Die Verwertung von Essbaren bis zur letzten Schale ist das große Ziel von Schieferstein und den «Foodfighters». Rund 380 Tonnen Lebensmittel hat der Koch nach eigenen Angaben bereits vor der Vernichtung gerettet. «Heute knacken wir die 400er Marke», erklärt der 47-Jährige, der auch Themen-Botschafter im deutschen Pavillon bei der Expo in diesem Jahr in Mailand sein wird. Teilweise hat er die Lebensmittel bei Kochaktionen verwendet, teilweise an Tafeln weitergegeben. Eine Weltreise durch Entwicklungsländer habe ihm als junger Koch die Augen für den Hunger auf der einen und die Verschwendung auf der anderen Seite geöffnet, sagt Schieferstein.
Ungläubig schauen viele Besucher auf Bärlauch-Spaghetti, Salat, Erdbeer-Rhabarber-Quark oder eine Pilzpfanne, als sie hören, dass diese Lebensmittel für den Müll vorgesehen waren. «Allein wie der Salat aufgemotzt ist, ist toll», meint eine Besucherin. Eine andere stellt fest, wie einfallslos sie doch immer koche. Neben ihr stehen zahlreiche Kisten mit Äpfeln, Lauchzwiebeln, Feldsalat, Brokkoli und Blumenkohl, die noch verarbeitet werden können.
Wie viele eigentlich noch essbare Lebensmittel in Deutschland weggeschmissen werden, darüber gibt es sehr unterschiedliche Schätzungen. Nach einer Studie der Universität Stuttgart sind es rund elf Millionen Tonnen pro Jahr, davon 6,7 Millionen aus privaten Haushalten. Schieferstein geht von bis zu 32 Millionen Tonnen jährlich aus. Er zählt auch Produkte mit, die ungeerntet untergepflügt werden. Die wichtigste Gegenmaßnahme ist aus seiner Sicht: Aufklärungsarbeit.
Und daran versuchen sich einige. Auch Talley Hoban hat sich die auf die Fahnen geschrieben. Die Wiesbadenerin veranstaltet bundesweit «Back to the Roots - Schnippel-Partys». Dabei werden gespendete Produkte von regionalen Bauern verarbeitet, die nicht den hohen optischen Ansprüchen der Verbraucher entsprechen.

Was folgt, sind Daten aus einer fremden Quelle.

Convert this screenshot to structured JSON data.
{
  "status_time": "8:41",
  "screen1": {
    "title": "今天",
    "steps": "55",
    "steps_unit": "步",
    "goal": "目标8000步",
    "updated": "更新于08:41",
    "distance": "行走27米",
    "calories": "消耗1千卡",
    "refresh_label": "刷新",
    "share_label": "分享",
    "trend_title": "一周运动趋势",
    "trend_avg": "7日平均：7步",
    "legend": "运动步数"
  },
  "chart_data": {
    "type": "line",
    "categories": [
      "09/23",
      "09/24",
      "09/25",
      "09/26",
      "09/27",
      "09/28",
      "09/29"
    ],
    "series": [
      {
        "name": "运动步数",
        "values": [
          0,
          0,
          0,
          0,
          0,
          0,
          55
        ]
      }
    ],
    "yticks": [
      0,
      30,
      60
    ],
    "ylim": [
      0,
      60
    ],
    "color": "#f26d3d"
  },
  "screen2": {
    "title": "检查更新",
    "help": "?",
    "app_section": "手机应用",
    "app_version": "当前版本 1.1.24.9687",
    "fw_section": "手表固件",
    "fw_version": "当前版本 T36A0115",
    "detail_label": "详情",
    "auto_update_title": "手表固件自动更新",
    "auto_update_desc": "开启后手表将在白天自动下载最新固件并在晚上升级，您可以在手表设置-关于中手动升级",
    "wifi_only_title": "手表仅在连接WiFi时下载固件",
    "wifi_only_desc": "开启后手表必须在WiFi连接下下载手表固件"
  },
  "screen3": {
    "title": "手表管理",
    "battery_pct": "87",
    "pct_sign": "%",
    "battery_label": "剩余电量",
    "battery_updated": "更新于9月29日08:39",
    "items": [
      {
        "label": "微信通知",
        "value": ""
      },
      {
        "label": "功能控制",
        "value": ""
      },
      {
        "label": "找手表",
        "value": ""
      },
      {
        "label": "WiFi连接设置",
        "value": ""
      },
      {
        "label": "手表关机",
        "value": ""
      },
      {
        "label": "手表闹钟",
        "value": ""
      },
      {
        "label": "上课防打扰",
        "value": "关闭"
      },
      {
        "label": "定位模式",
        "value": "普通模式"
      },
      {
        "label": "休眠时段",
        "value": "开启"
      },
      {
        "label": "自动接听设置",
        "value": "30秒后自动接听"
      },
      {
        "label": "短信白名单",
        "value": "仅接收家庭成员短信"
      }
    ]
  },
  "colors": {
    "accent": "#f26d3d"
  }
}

Nicht marktkonformes Gemüse kam auch bei der Aktion «Teller statt Tonne» mit 600 Gästen auf der Koblenzer Festung Ehrenbreitstein im Jahr 2013 auf den Tisch. Die dabei beteiligte Organisation «Slow Food» setzt sich seit mehr als 20 Jahren für mehr Wertschätzung für Lebensmittel ein. Das Bundesernährungsministerium setzt sich mit dem Programm «Zu gut für die Tonne» gegen Verschwendung ein.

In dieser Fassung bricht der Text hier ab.